🚧🚨 Under development 🚨🚧
A Nextflow pipeline for the GRIDSS/PURPLE/LINX (GPL) toolkit used to call and annotate structural variants. The GPL toolkit is comprised of distinct but closely integrated pieces of software that together leverage both copy number alterations and structural variants detected in short reads to improve calling accuracy and sensitivity.
This pipeline is currently targeted to bcbio outputs.
For AWS users: please see this README.md for AWS usage and other info.
The GPL toolkit contains many pieces of software with numerous dependencies. It is recommended using the pre-built Docker image with the Nextflow pipeline to avoid a laborious installation process. If you cannot or do not want to use Docker, please see the Requirements section for further information.

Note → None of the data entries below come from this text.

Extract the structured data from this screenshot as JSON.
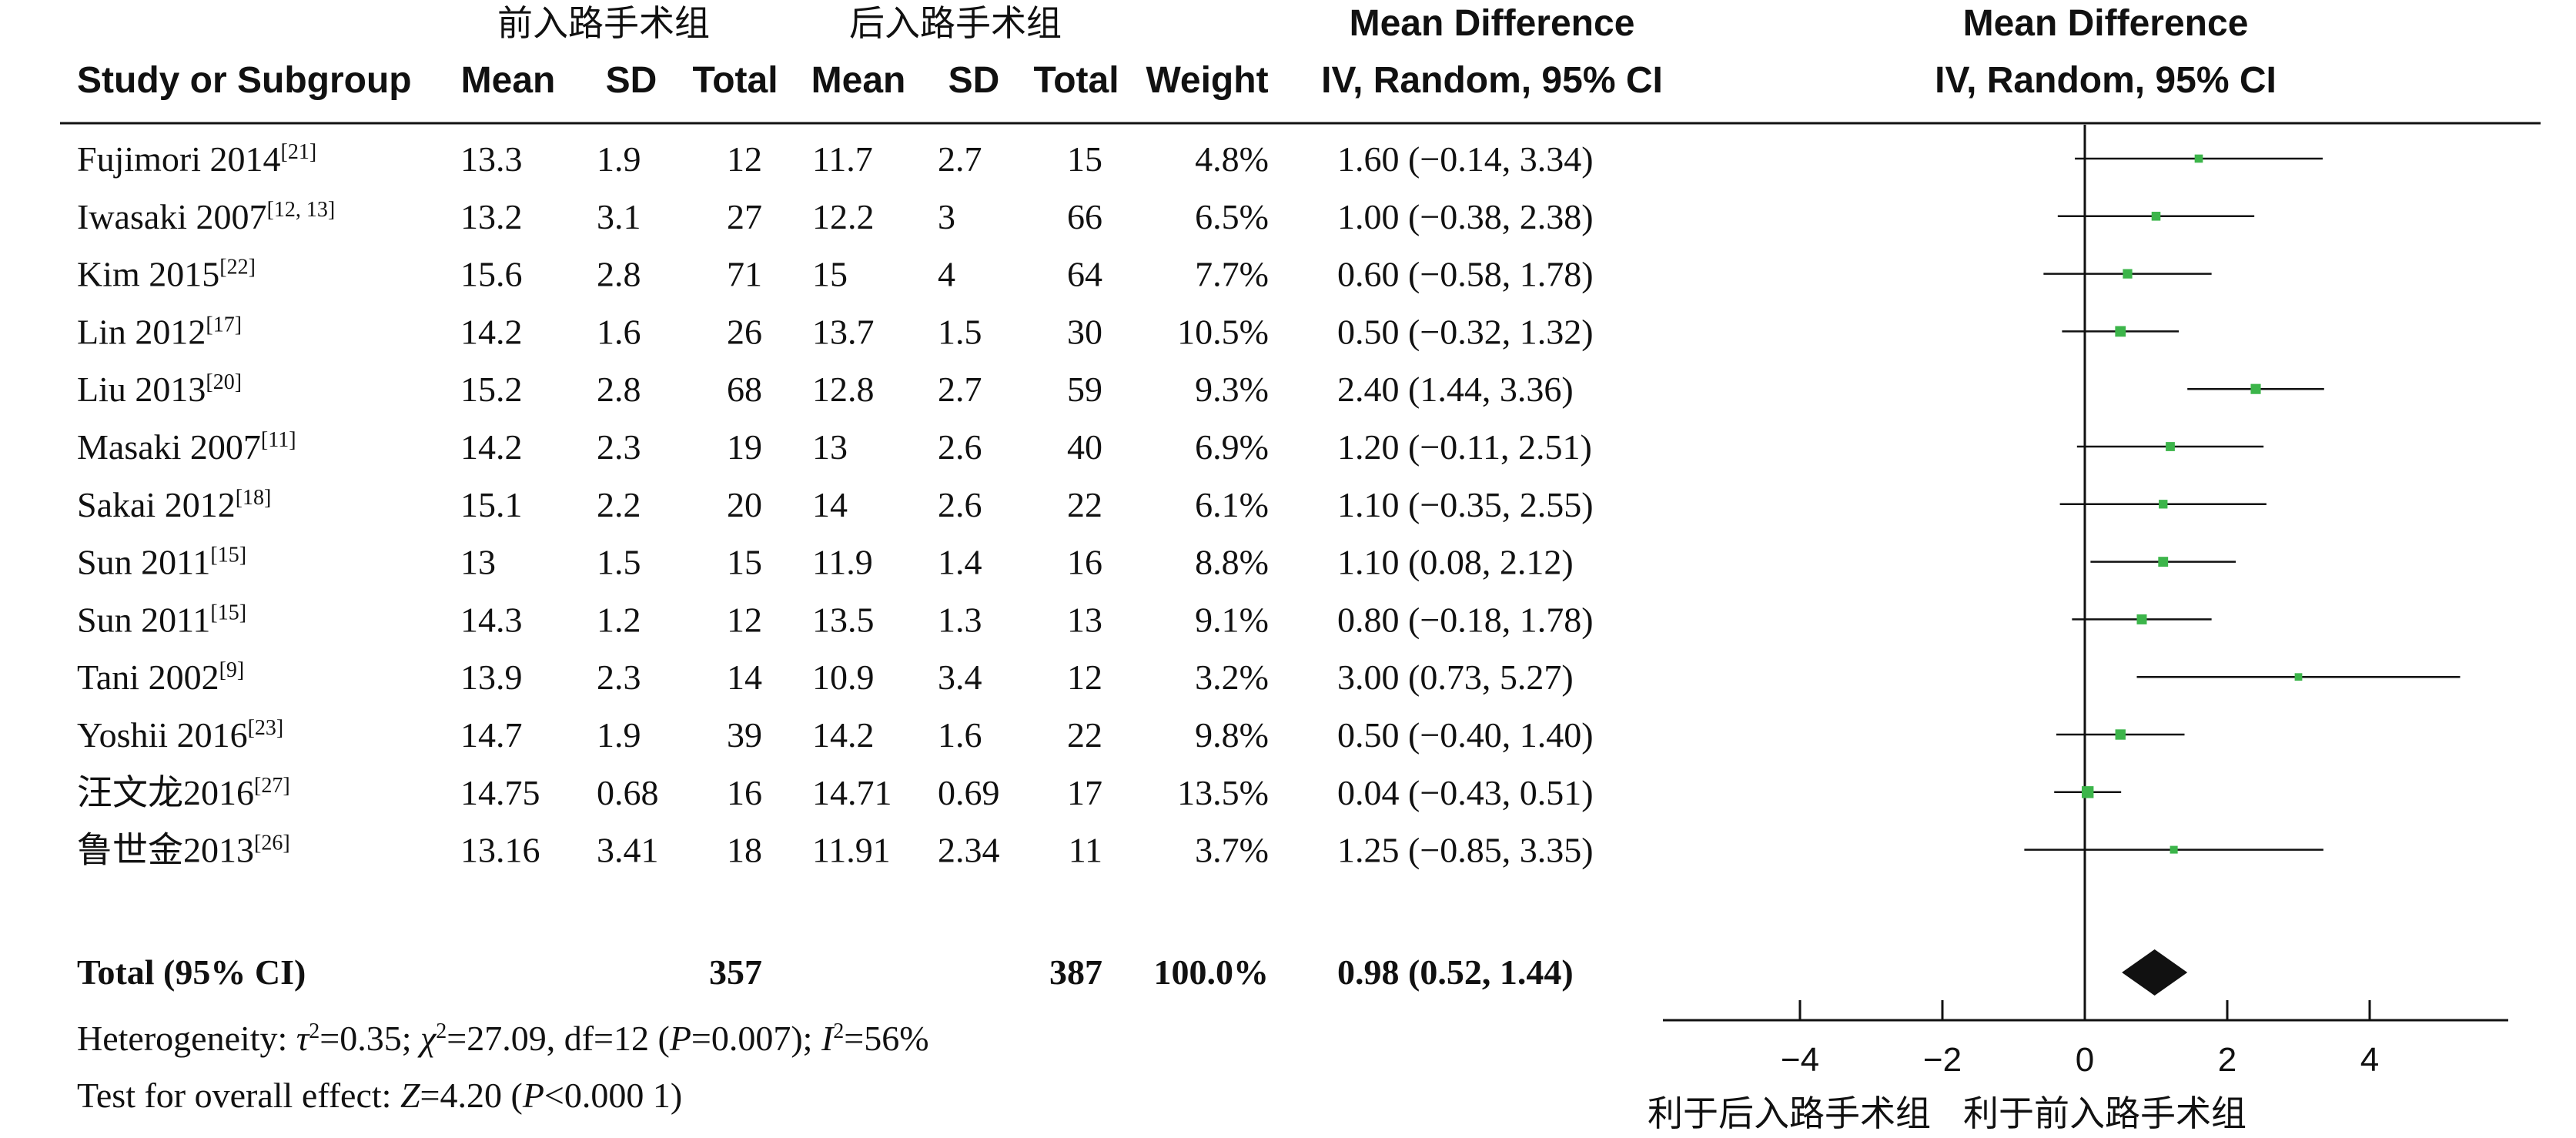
{
  "header": {
    "group_exp": "前入路手术组",
    "group_ctl": "后入路手术组",
    "md_title_line1": "Mean Difference",
    "md_title_line2": "IV, Random, 95% CI",
    "plot_title_line1": "Mean Difference",
    "plot_title_line2": "IV, Random, 95% CI",
    "col_study": "Study or Subgroup",
    "col_mean_exp": "Mean",
    "col_sd_exp": "SD",
    "col_total_exp": "Total",
    "col_mean_ctl": "Mean",
    "col_sd_ctl": "SD",
    "col_total_ctl": "Total",
    "col_weight": "Weight"
  },
  "studies": [
    {
      "name": "Fujimori 2014",
      "ref": "[21]",
      "mean1": "13.3",
      "sd1": "1.9",
      "n1": "12",
      "mean2": "11.7",
      "sd2": "2.7",
      "n2": "15",
      "weight": "4.8%",
      "ci_text": "1.60 (−0.14, 3.34)"
    },
    {
      "name": "Iwasaki 2007",
      "ref": "[12, 13]",
      "mean1": "13.2",
      "sd1": "3.1",
      "n1": "27",
      "mean2": "12.2",
      "sd2": "3",
      "n2": "66",
      "weight": "6.5%",
      "ci_text": "1.00 (−0.38, 2.38)"
    },
    {
      "name": "Kim 2015",
      "ref": "[22]",
      "mean1": "15.6",
      "sd1": "2.8",
      "n1": "71",
      "mean2": "15",
      "sd2": "4",
      "n2": "64",
      "weight": "7.7%",
      "ci_text": "0.60 (−0.58, 1.78)"
    },
    {
      "name": "Lin 2012",
      "ref": "[17]",
      "mean1": "14.2",
      "sd1": "1.6",
      "n1": "26",
      "mean2": "13.7",
      "sd2": "1.5",
      "n2": "30",
      "weight": "10.5%",
      "ci_text": "0.50 (−0.32, 1.32)"
    },
    {
      "name": "Liu 2013",
      "ref": "[20]",
      "mean1": "15.2",
      "sd1": "2.8",
      "n1": "68",
      "mean2": "12.8",
      "sd2": "2.7",
      "n2": "59",
      "weight": "9.3%",
      "ci_text": "2.40 (1.44, 3.36)"
    },
    {
      "name": "Masaki 2007",
      "ref": "[11]",
      "mean1": "14.2",
      "sd1": "2.3",
      "n1": "19",
      "mean2": "13",
      "sd2": "2.6",
      "n2": "40",
      "weight": "6.9%",
      "ci_text": "1.20 (−0.11, 2.51)"
    },
    {
      "name": "Sakai 2012",
      "ref": "[18]",
      "mean1": "15.1",
      "sd1": "2.2",
      "n1": "20",
      "mean2": "14",
      "sd2": "2.6",
      "n2": "22",
      "weight": "6.1%",
      "ci_text": "1.10 (−0.35, 2.55)"
    },
    {
      "name": "Sun 2011",
      "ref": "[15]",
      "mean1": "13",
      "sd1": "1.5",
      "n1": "15",
      "mean2": "11.9",
      "sd2": "1.4",
      "n2": "16",
      "weight": "8.8%",
      "ci_text": "1.10 (0.08, 2.12)"
    },
    {
      "name": "Sun 2011",
      "ref": "[15]",
      "mean1": "14.3",
      "sd1": "1.2",
      "n1": "12",
      "mean2": "13.5",
      "sd2": "1.3",
      "n2": "13",
      "weight": "9.1%",
      "ci_text": "0.80 (−0.18, 1.78)"
    },
    {
      "name": "Tani 2002",
      "ref": "[9]",
      "mean1": "13.9",
      "sd1": "2.3",
      "n1": "14",
      "mean2": "10.9",
      "sd2": "3.4",
      "n2": "12",
      "weight": "3.2%",
      "ci_text": "3.00 (0.73, 5.27)"
    },
    {
      "name": "Yoshii 2016",
      "ref": "[23]",
      "mean1": "14.7",
      "sd1": "1.9",
      "n1": "39",
      "mean2": "14.2",
      "sd2": "1.6",
      "n2": "22",
      "weight": "9.8%",
      "ci_text": "0.50 (−0.40, 1.40)"
    },
    {
      "name": "汪文龙2016",
      "ref": "[27]",
      "mean1": "14.75",
      "sd1": "0.68",
      "n1": "16",
      "mean2": "14.71",
      "sd2": "0.69",
      "n2": "17",
      "weight": "13.5%",
      "ci_text": "0.04 (−0.43, 0.51)"
    },
    {
      "name": "鲁世金2013",
      "ref": "[26]",
      "mean1": "13.16",
      "sd1": "3.41",
      "n1": "18",
      "mean2": "11.91",
      "sd2": "2.34",
      "n2": "11",
      "weight": "3.7%",
      "ci_text": "1.25 (−0.85, 3.35)"
    }
  ],
  "total": {
    "label": "Total (95% CI)",
    "n1": "357",
    "n2": "387",
    "weight": "100.0%",
    "ci_text": "0.98 (0.52, 1.44)"
  },
  "heterogeneity": {
    "prefix": "Heterogeneity: ",
    "tau_sym": "τ",
    "tau_val": "=0.35; ",
    "chi_sym": "χ",
    "chi_val": "=27.09, df=12 (",
    "p_sym": "P",
    "p_val": "=0.007); ",
    "i_sym": "I",
    "i_val": "=56%",
    "sq": "2"
  },
  "overall_effect": {
    "prefix": "Test for overall effect: ",
    "z_sym": "Z",
    "z_val": "=4.20 (",
    "p_sym": "P",
    "p_val": "<0.000 1)"
  },
  "favours_left": "利于后入路手术组",
  "favours_right": "利于前入路手术组",
  "colors": {
    "point": "#3cb54a",
    "diamond": "#111111",
    "line": "#111111"
  },
  "chart_data": {
    "type": "forest",
    "measure": "Mean Difference, IV, Random, 95% CI",
    "studies": [
      "Fujimori 2014",
      "Iwasaki 2007",
      "Kim 2015",
      "Lin 2012",
      "Liu 2013",
      "Masaki 2007",
      "Sakai 2012",
      "Sun 2011",
      "Sun 2011",
      "Tani 2002",
      "Yoshii 2016",
      "汪文龙2016",
      "鲁世金2013"
    ],
    "estimate": [
      1.6,
      1.0,
      0.6,
      0.5,
      2.4,
      1.2,
      1.1,
      1.1,
      0.8,
      3.0,
      0.5,
      0.04,
      1.25
    ],
    "ci_low": [
      -0.14,
      -0.38,
      -0.58,
      -0.32,
      1.44,
      -0.11,
      -0.35,
      0.08,
      -0.18,
      0.73,
      -0.4,
      -0.43,
      -0.85
    ],
    "ci_high": [
      3.34,
      2.38,
      1.78,
      1.32,
      3.36,
      2.51,
      2.55,
      2.12,
      1.78,
      5.27,
      1.4,
      0.51,
      3.35
    ],
    "weights": [
      4.8,
      6.5,
      7.7,
      10.5,
      9.3,
      6.9,
      6.1,
      8.8,
      9.1,
      3.2,
      9.8,
      13.5,
      3.7
    ],
    "pooled": {
      "estimate": 0.98,
      "ci_low": 0.52,
      "ci_high": 1.44
    },
    "xlim": [
      -6,
      6
    ],
    "xticks": [
      -4,
      -2,
      0,
      2,
      4
    ]
  }
}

These installation instructions assume you'll be using the pre-built Docker image with the Nextflow pipeline. Docker must be installed prior to usage.
# Clone repo
git clone https://github.com/umccr/gridss-purple-linx-nf.git && cd gridss-purple-linx-nf/
# Create a Conda environment and install Nextflow if required
conda create -p $(pwd -P)/conda_env/ -y -c bioconda -c conda-forge nextflow
conda activate conda_env/
# Test that you're good to go
./main.nf -help
First you'll need to obtain reference data as described here. Then create a configuration file (for
an example see: nextflow.config
). To execute the pipeline:
./main.nf
Name | Contents |
---|---|
gridss/ |
GRIDSS final output |
gripss/ |
Filtered SVs |
linx_annotation/ |
Data for clustered and annotated SVs |
linx_visualiser/ |
Plots for clustered and annotated SVs |
nextflow/ |
Pipeline config, logs, and reports |
nextflow/work/ |
Intermediary work files |
purple/ |
CNA calls, purity, ploidy |
Name | Description |
---|---|
<tumor_name>_linx.html |
gpgr LINX Rmd report |
linx_annotation/*tsv |
Grouped and annotated SV events |
linx_visualiser/plot/*png |
SV event plots |
purple/plot/*png |
Purity, ploidy, circos, etc plots |
purple/<tumor_name>.<vcf_type>.vcf.gz |
VCF provided to and annotated by PURPLE |
gridss/sv_annotated.vcf.gz |
Final GRIDSS output SV VCF |
gripps/<prefix>.gripps.filtered.vcf.gz |
Hard filtered SV VCF |
gripps/<prefix>.gripss.vcf.gz |
Soft filtered SV VCF |
nextflow/nextflow_log.txt |
Pipeline log file |
nextflow/nextflow.config |
Pipeline configuration used in run |
nextflow/reports/timeline.html |
Stage execution durations as a timeline |
Software versions only indicate what is currently in use rather than strict requirements
Assumes the pipeline will be executed using the provided Docker image
The GPL toolkit requires a number of reference files. These can be obtained from the HMF Nextcloud instance
here. Alternatively, I've
precompiled the required files on S3, located at s3://umccr-refdata-dev/gpl-nf/
.
Software and code in this repository are under GNU General Public License v3.0 unless otherwise indicated.